Drum’N’Bass’N’Strings

Something dramatic was needed to break my obsessive aural dependency on the sound of Elliott Yamin’s voice, so I revisited Venetian Snares’ Rossz Csillag Allat Szuletett, which I’d been enjoying quite a lot before Elliott poured molten sex into my ears.

It isn’t easy to describe why this album’s fusion of (mostly) classical music with drill’n’bass works for me, because at first blush the concept sounds insufferable. The thing is, as drum’n’bass subgenres go, I like drill’n’bass because it has a certain drama and intensity that I find lacking in the jazzy stuff. On the other hand, classical music has lots of drama and intensity but lacks riddim.
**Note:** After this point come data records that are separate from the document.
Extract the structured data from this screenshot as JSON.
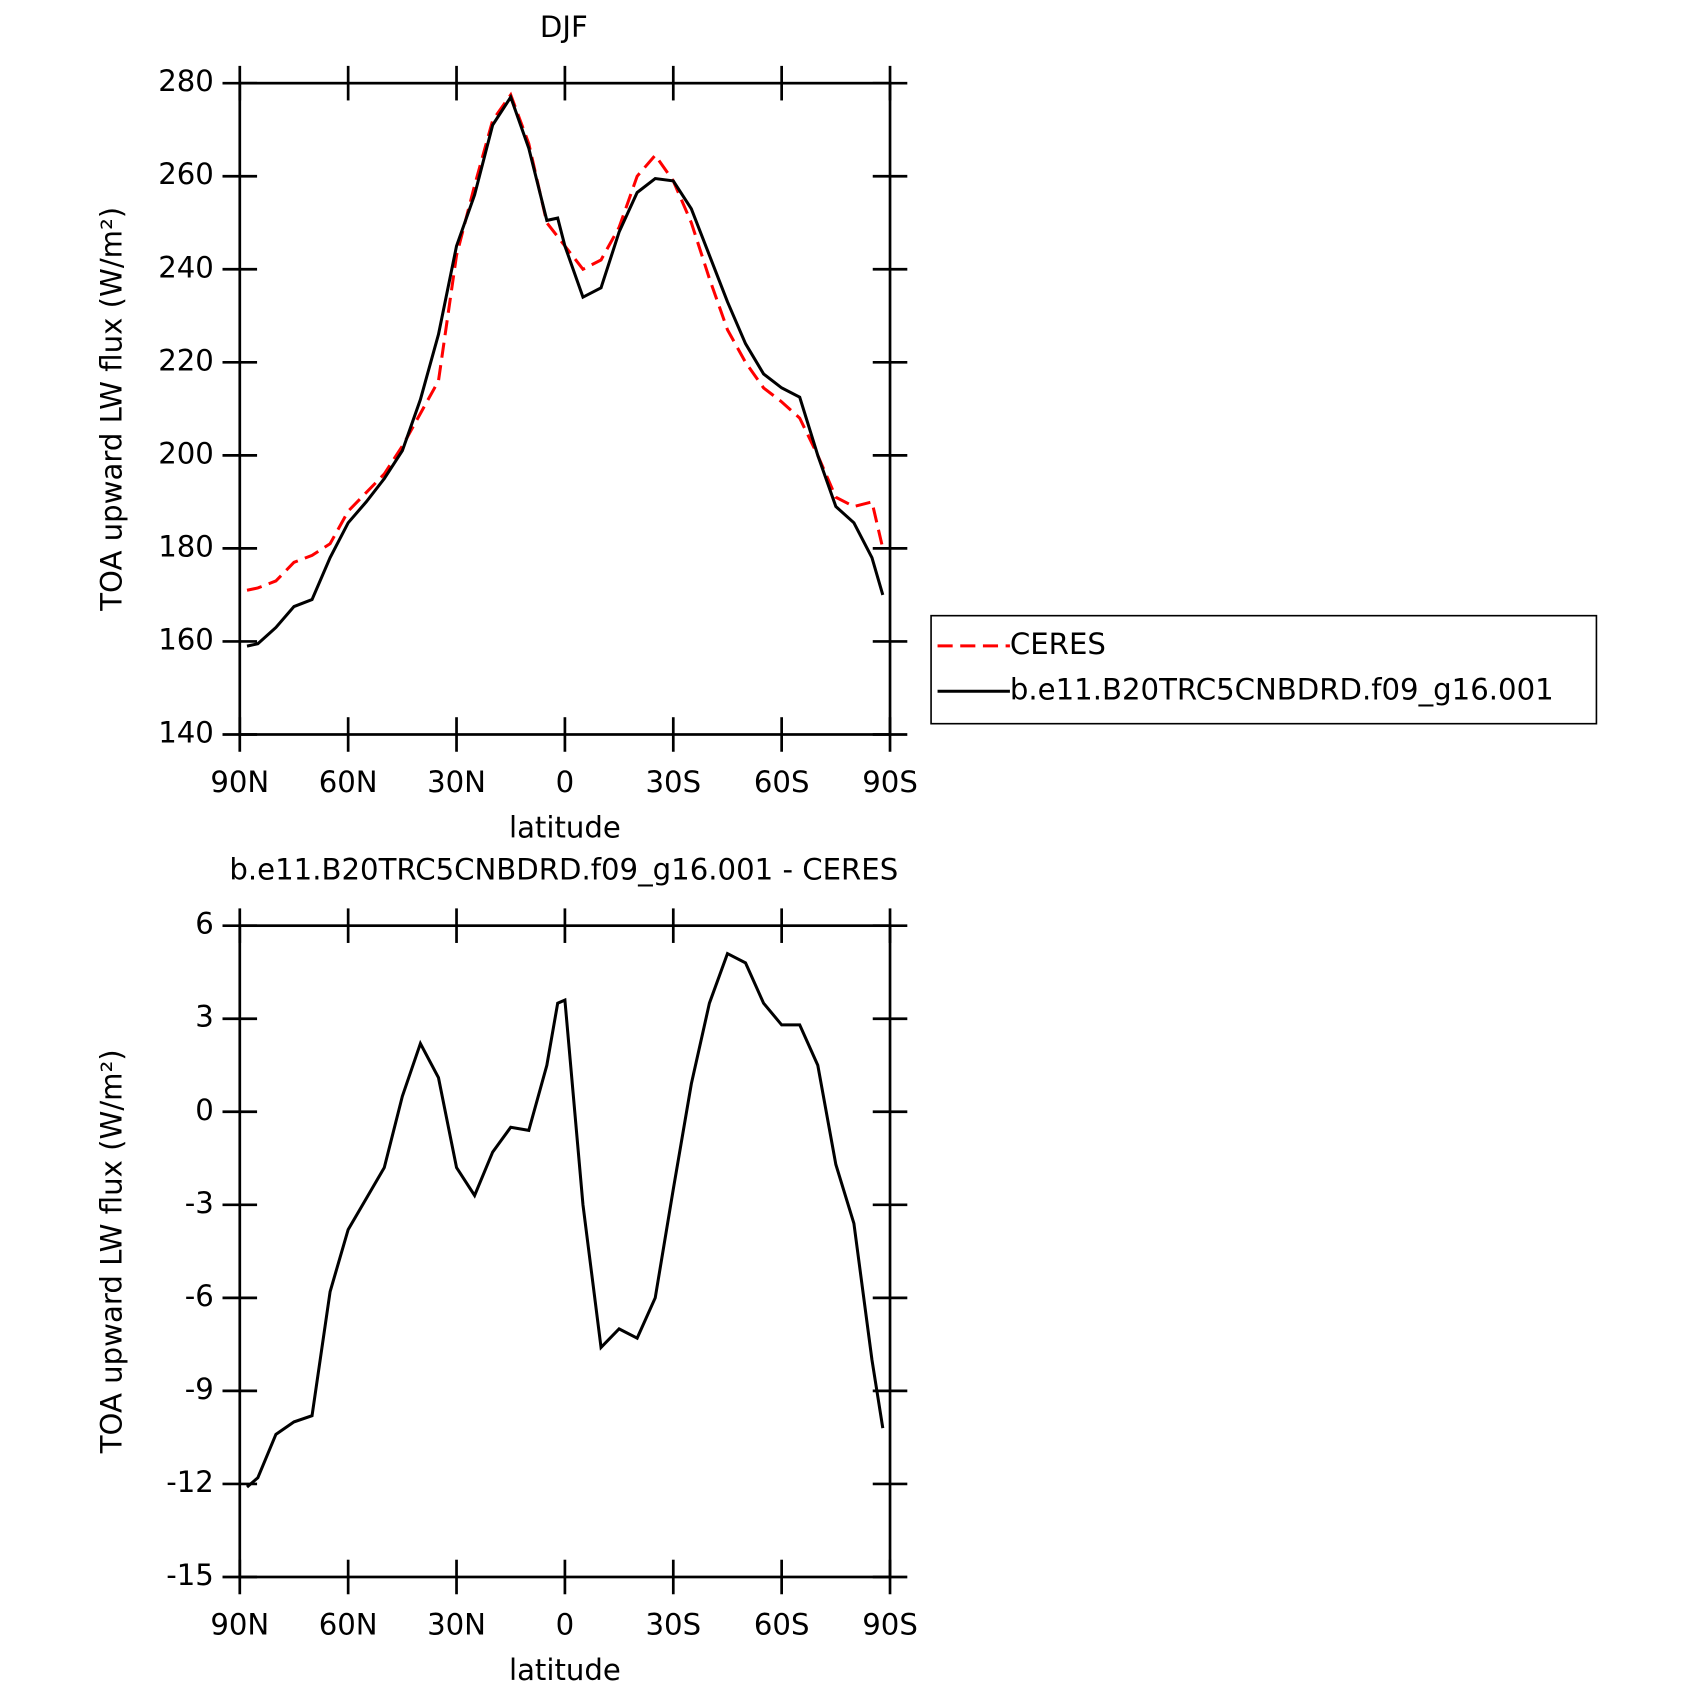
{
  "chart_data": [
    {
      "type": "line",
      "title": "DJF",
      "xlabel": "latitude",
      "ylabel": "TOA upward LW flux (W/m²)",
      "x": [
        88,
        85,
        80,
        75,
        70,
        65,
        60,
        55,
        50,
        45,
        40,
        35,
        30,
        25,
        20,
        15,
        10,
        5,
        2,
        0,
        -5,
        -10,
        -15,
        -20,
        -25,
        -30,
        -35,
        -40,
        -45,
        -50,
        -55,
        -60,
        -65,
        -70,
        -75,
        -80,
        -85,
        -88
      ],
      "series": [
        {
          "name": "CERES",
          "color": "#ff0000",
          "dashed": true,
          "values": [
            171,
            171.5,
            173,
            177,
            178.5,
            181,
            188,
            192,
            196,
            202,
            209,
            216,
            243,
            258,
            272,
            277.5,
            267,
            250,
            247,
            245,
            240,
            242,
            249,
            260,
            264.5,
            259,
            250,
            238,
            227,
            220,
            214.5,
            211.5,
            208,
            200,
            191,
            189,
            190,
            180
          ]
        },
        {
          "name": "b.e11.B20TRC5CNBDRD.f09_g16.001",
          "color": "#000000",
          "dashed": false,
          "values": [
            159,
            159.5,
            163,
            167.5,
            169,
            178,
            185.5,
            190,
            195,
            201,
            212,
            226,
            245,
            256,
            271,
            277,
            266,
            250.5,
            251,
            245,
            234,
            236,
            248,
            256.5,
            259.5,
            259,
            253,
            243,
            233,
            224,
            217.5,
            214.5,
            212.5,
            200,
            189,
            185.5,
            178,
            170
          ]
        }
      ],
      "xlim": [
        90,
        -90
      ],
      "xticks": [
        {
          "value": 90,
          "label": "90N"
        },
        {
          "value": 60,
          "label": "60N"
        },
        {
          "value": 30,
          "label": "30N"
        },
        0,
        {
          "value": -30,
          "label": "30S"
        },
        {
          "value": -60,
          "label": "60S"
        },
        {
          "value": -90,
          "label": "90S"
        }
      ],
      "ylim": [
        140,
        280
      ],
      "yticks": [
        140,
        160,
        180,
        200,
        220,
        240,
        260,
        280
      ],
      "grid": false,
      "legend": "right"
    },
    {
      "type": "line",
      "title": "b.e11.B20TRC5CNBDRD.f09_g16.001 - CERES",
      "xlabel": "latitude",
      "ylabel": "TOA upward LW flux (W/m²)",
      "x": [
        88,
        85,
        80,
        75,
        70,
        65,
        60,
        55,
        50,
        45,
        40,
        35,
        30,
        25,
        20,
        15,
        10,
        5,
        2,
        0,
        -5,
        -10,
        -15,
        -20,
        -25,
        -30,
        -35,
        -40,
        -45,
        -50,
        -55,
        -60,
        -65,
        -70,
        -75,
        -80,
        -85,
        -88
      ],
      "series": [
        {
          "color": "#000000",
          "dashed": false,
          "values": [
            -12.1,
            -11.8,
            -10.4,
            -10,
            -9.8,
            -5.8,
            -3.8,
            -2.8,
            -1.8,
            0.5,
            2.2,
            1.1,
            -1.8,
            -2.7,
            -1.3,
            -0.5,
            -0.6,
            1.5,
            3.5,
            3.6,
            -3,
            -7.6,
            -7,
            -7.3,
            -6,
            -2.5,
            0.9,
            3.5,
            5.1,
            4.8,
            3.5,
            2.8,
            2.8,
            1.5,
            -1.7,
            -3.6,
            -8,
            -10.2
          ]
        }
      ],
      "xlim": [
        90,
        -90
      ],
      "xticks": [
        {
          "value": 90,
          "label": "90N"
        },
        {
          "value": 60,
          "label": "60N"
        },
        {
          "value": 30,
          "label": "30N"
        },
        0,
        {
          "value": -30,
          "label": "30S"
        },
        {
          "value": -60,
          "label": "60S"
        },
        {
          "value": -90,
          "label": "90S"
        }
      ],
      "ylim": [
        -15,
        6
      ],
      "yticks": [
        -15,
        -12,
        -9,
        -6,
        -3,
        0,
        3,
        6
      ],
      "grid": false
    }
  ]
}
Track 8’s sampling of Elgar’s cello concerto in E minor fascinates me. The sample of that famous bit of melody is cut off one note later than you expect it to be – one would have thought cutting the segment off on the D would make for the obvious easy loop but instead it’s left for one more note, which weirds up the time signature and the listener’s feel of the melody. Every time I listen to the track it always makes me feel a bit off-balance at the start, but then I descend into a geeky wanky happy place where I muse about whether I’d feel the same way if I didn’t already know the classical piece, and whether this use of the sample is deliberately intended to elicit this response in the listener, and then I look to the track title for any help but unfortunately it’s called “Szarmar Madar” so nothing gained there; meanwhile, there’s an opera singer throwin’ down high E’s and the chaotic beat’s just tearing shit up, and I start thinking tasteless thoughts about how even Jacqueline du Pre would dance to this except oh wait oops and I’m not even sure whether any of this is good or bad but I like the fact that the song is making me think it.

Do Yourself In (The Arts House)

It’s a pity last Friday’s DYI was only a one-off event, because it had a great vibe to it that I wish I could experience again.

I’ve danced to a fair amount of drum’n’bass in my life, but till last Friday I’d certainly never danced to drum’n’bass on rich brown wooden floors in a building which used to be a Parliament. It’s a little hard to describe the small beautiful stage they had in that bar, and which the DJs played from that night, because I was generally so tripped out from the experience (and the heat) that I didn’t scrutinize it carefully enough. I think it had a sloping, almost mini-cathedralesque, wood-carved ceiling.

The music in the other room downstairs was less to my taste, though I did embarrass myself slightly by throwing a fit when they suddenly played Galang and exuberantly bounding to the DJs to say hello!! oh man I’ve loved this song for the past one and a half years but never heard it played in Singapore till now so thanks for playing it!!

How will I ever become a genuine hipster if I can’t even perfect the art of detached world-weary ennui?